PEP 658 - Clarification on how to construct the metadata file URL

This just came up in PEP658 metadata URL calculation bug · Issue #12033 · pypa/pip · GitHub - pip is currently calculating the metadata file URL in a way that doesn’t account for query strings in the original file URL.

Reading the PEP, I couldn’t find a clear explanation of how to build the metadata file URL. My assumption is that the following code would do what’s intended:

from urllib.parse import urlsplit, urlunsplit
def get_metadata_url(file_url):

    parts = urlsplit(file_url)
    # I hate the "URL parts" API...
    new_parts = list(parts)
    new_parts[2] += ".metadata"
    return urlunsplit(new_parts)

This doesn’t handle “parameters” (mentioned in the urlsplit docs as “(see RFC 2396”) properly - something like ../myproject.whl;parameter would result in a misconstructed metadata URL, I think. I have no idea if that’s important and PEP 658 doesn’t mention it.

Is the above function a good implementation of the intended semantics? And would a clarifying PR for the PEP to include this implementation be acceptable? @uranusjr as PEP author, are you OK with this?

One other possibility is that we should simply drop the query part of the file URL. Pip already drops the fragment part here.

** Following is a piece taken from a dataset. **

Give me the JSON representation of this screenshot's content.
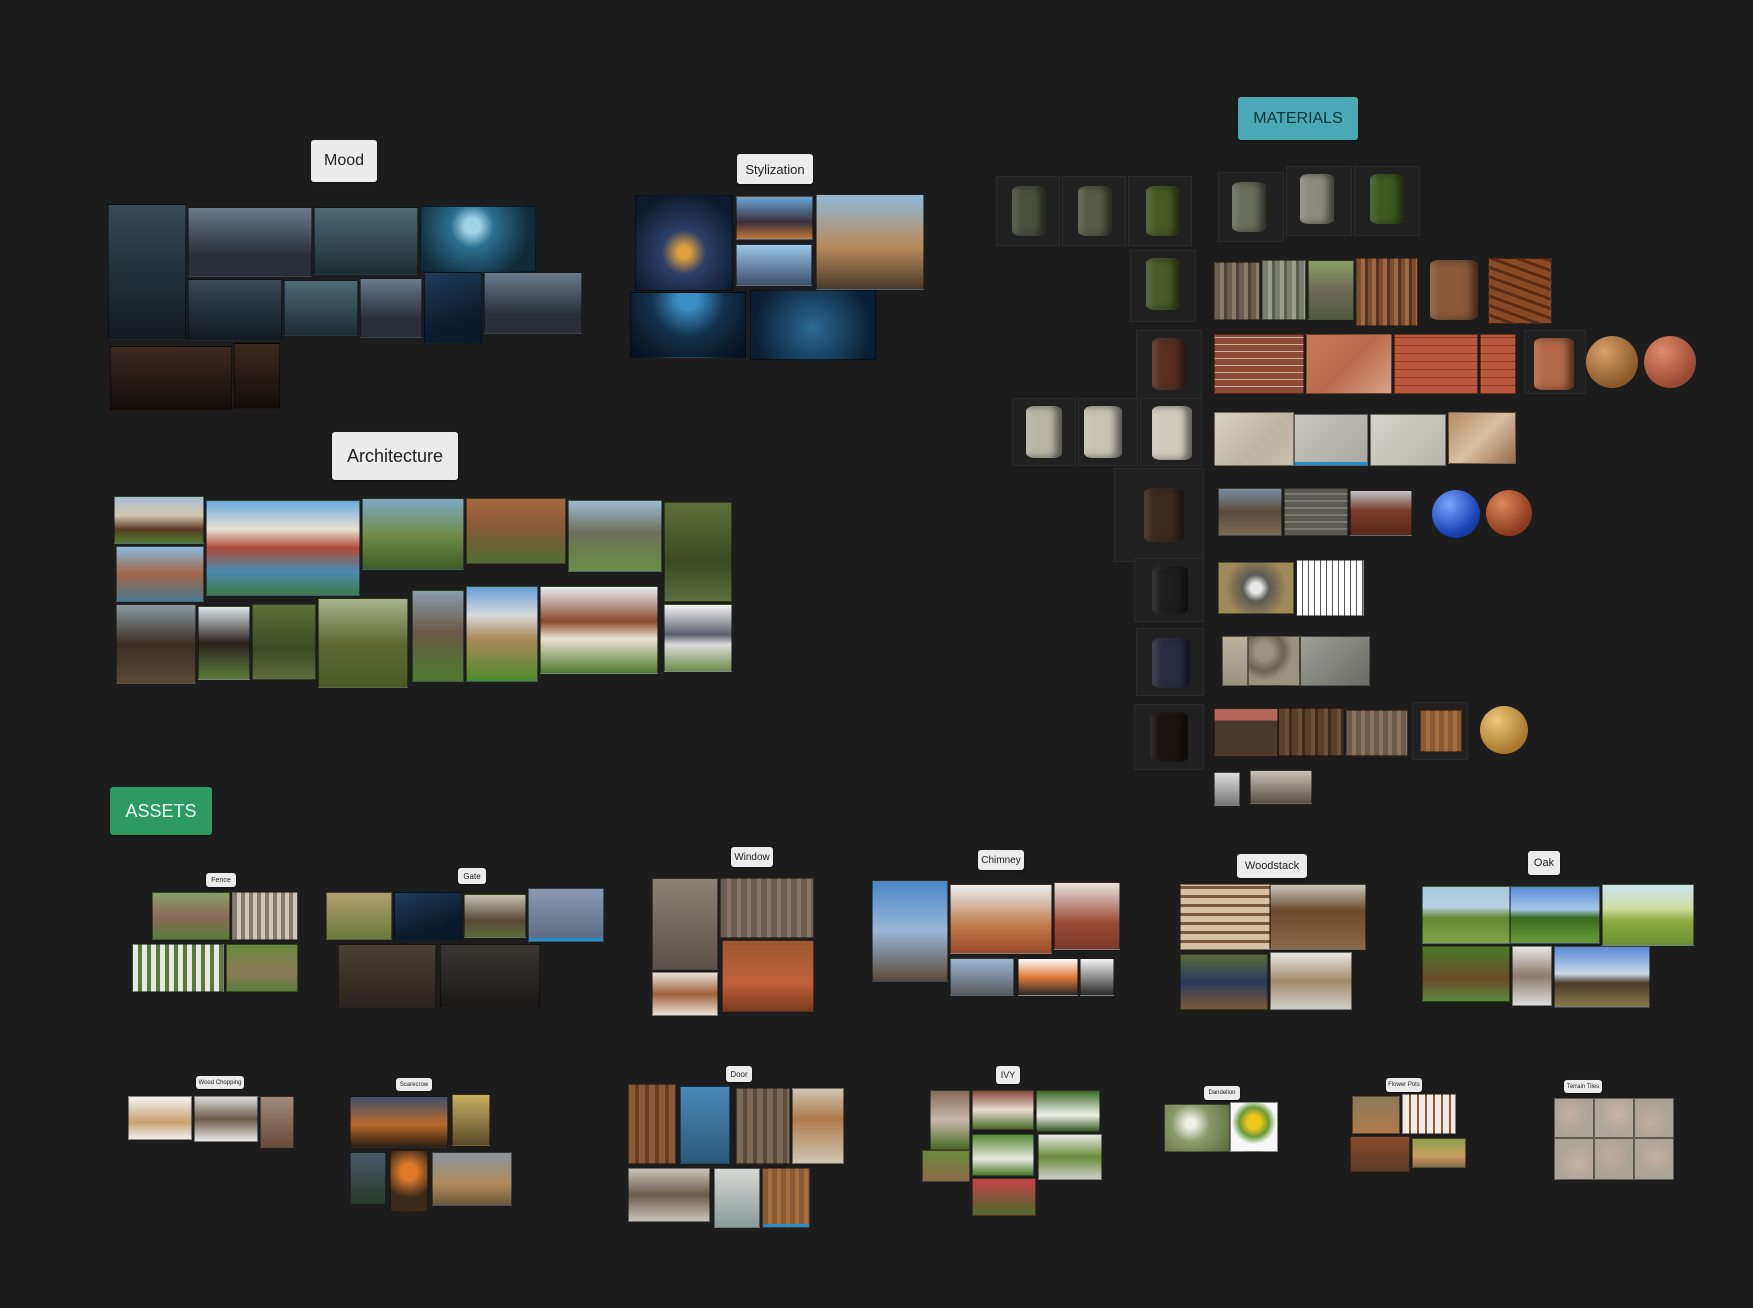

I don’t know what makes the most sense semantically.

It should probably not drop the query?

1 Like

It would be interesting to see what browsers do though with a page that has a query, with a <a href="blah.metadata">link</a>, do they keep the query?

Browsers do not forward the query part.

If we have to pick, my instinct is that doing what browsers do with relative URLs is probably better - at a minimum, it matches what people are likely to assume on the basis that it’s (in effect) a relative URL.

So maybe the right approach would be:

def metadata_url(url):
  path = urlsplit(url).path + ".metadata"
  return urljoin(url, path)

which is explicit that this is a new path based on the given URL. And as a bonus, we can blame any weirdness in the behaviour on urllib :slightly_smiling_face:

2 Likes

Somewhat related: Supporting signed file URLs in the simple package repository API


I agree that query parameters should simply be dropped

If the query is important then I would assume it would be part of the href itself and not something that is implicitly carried forward (although I’m sure folks would like that in certain instances to track the original of a request or something).

Howdy, as the issue reporter let me explain what and why we do:

  • our clients running pip are in “air-gapped” environment: no internet, only our index server is accessible to them
  • hence, we need to rewrite the index, to make pip “come back” for packages as well
  • clients are usually VMs being provisioned, hence load comes in huge “swarms”: performance is critical to us
  • before PEP658 (before pip 22.3) the flow was simple: we rewrote the index and we reused the fact that pip “did the work” for us: it parsed HTML and extracted full href, where we added the query “originalHref”, so the server job was simple: check package cache, if stale, use originalHref query sent by pip to grab the package from internet and cache it.
  • We have a “safety” fallback: if for any reason originalHref query was not present, we mapped easily the incoming URL to index entry (as they overlap) and reused our own “data-original-href” attribute from index, but this required HTML parsing for each request on server side with all the perf penalties.
  • this also had the benefit that index server knew ahead the time (as it rewrote the index HTML) all the remote URLs in play (prefetch). Also, we had 1:1 correspondence between incoming request URLs, the indexed packages and remote/internet URLs we should go for (in our custom attribute data-original-href).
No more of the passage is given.